While success has continued to grow on campus, Sara Catanese has remained active not only at the university but in the community as a volunteer, serving on the board of the Brevard Symphony Orchestra and the former Brevard Art Museum. She has worked tirelessly with several local charity groups.

[box]Timeline and photo gallery of the Catanese administration [/box]

Meanwhile, one of Catanese’s passions has been integrating the arts into technology education.

“We like to say that we educate the ‘whole brain’ at Florida Tech,” Catanese said. “I have always believed that in order to receive a well-rounded education, the arts and sciences must be balanced in the curriculum. Appreciating the arts adds value to all of life’s experiences.” Himself a percussionist and founder of the all-faculty band TWITCHY, Catanese knows performing is enriching.

With that in mind, Catanese added a music program at Florida Tech. Ensembles regularly offer students a musical outlet, and performances are scheduled either in the Panthereum on campus or the Gleason Performing Arts Center throughout the year.

In 2008, Catanese broke ground on the Ruth Funk Center for Textile Arts— the only textiles center of its kind in the state. In 2011, the former Brevard Art Museum merged with the university, giving the longtime community resource a new lease on life. With a $1 million gift from the Foosaner Foundation and a fresh name, a new path for the Foosaner Art Museum was set.

Catanese knew from the beginning that funding the future of the only independent, technological institute in the Southeast would require careful coordination. Florida Tech’s Golden Anniversary in 2008 provided the perfect platform to launch a $50 million capital campaign.

“People told me at the time ‘yeah, that’ll never work. That’s too much money. Between the economy and competition for scarce resources, you’ll never make that.’”

Catanese’s team set out to prove the naysayers wrong, rolling up their sleeves and canvassing the community and the country for support from those who would invest in the university’s future. Officially concluded on Sept. 26, 2009, the Golden Anniversary Campaign for Florida Tech exceeded its goal and raised $60 million.

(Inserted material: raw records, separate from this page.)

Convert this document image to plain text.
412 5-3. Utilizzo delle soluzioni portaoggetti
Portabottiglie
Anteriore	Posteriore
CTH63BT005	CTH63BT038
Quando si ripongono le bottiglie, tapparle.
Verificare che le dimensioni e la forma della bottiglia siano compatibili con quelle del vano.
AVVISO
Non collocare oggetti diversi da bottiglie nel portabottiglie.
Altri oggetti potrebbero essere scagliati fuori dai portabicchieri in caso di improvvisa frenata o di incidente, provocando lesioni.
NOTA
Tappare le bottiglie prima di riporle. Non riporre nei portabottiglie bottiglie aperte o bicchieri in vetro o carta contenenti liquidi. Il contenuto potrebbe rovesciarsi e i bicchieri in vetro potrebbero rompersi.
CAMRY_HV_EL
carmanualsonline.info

Major gifts to the campaign opened new avenues of research and learning like a $5 million grant by the Harris Corporation Charitable Fund through the Community Foundation of Brevard to create the Harris Institute for Assured Information; a
$5 million gift designed to enhance business offerings and strengthen online education, given by Nathan M. Bisk, one of the nation’s leaders in continuing education and online learning. A $1.5 million endowment to create the Farmer Scholars Program, given by Phillip W. Farmer. Other gifts included funding to build facilities and create programs for the Emil Buehler Center for Aviation Training and Research, The Scott Center for Autism Treatment, the Ruth Funk Center for Textile Arts, and the Northrop Grumman Engineering and Science Student Design Showcase.

But that was just the beginning, as the Golden Anniversary Campaign proved great things could be accomplished. This April, the university will conclude only its second major fundraising initiative, the ambitious $100 million Create The Future campaign. “We must remain focused on our future, and funding that future has always been one of my top priorities,” Catanese said.

The university has expanded in key areas under Catanese’s leadership, increasing the number of students served from approximately 3,600 in 2002 to more than 16,000 today. Revenues have risen from $73 million to $233 million. Athletics has grown to 22 varsity teams, including football and lacrosse.

“Florida Tech is unique in the history of American higher education,” Catanese added. “And her opportunities are unique as well. Florida Tech has a big future ahead. Sara and I have been privileged to be a part of this outstanding success.”

Catanese plans to continue as a member of the Florida Tech faculty following his June 30 retirement, serving as a university research professor. And of course, cheering “FIT!” at Florida Tech athletic events.

“Once a Panther, always a Panther,” Catanese said. “It’s going to be a lot of fun.”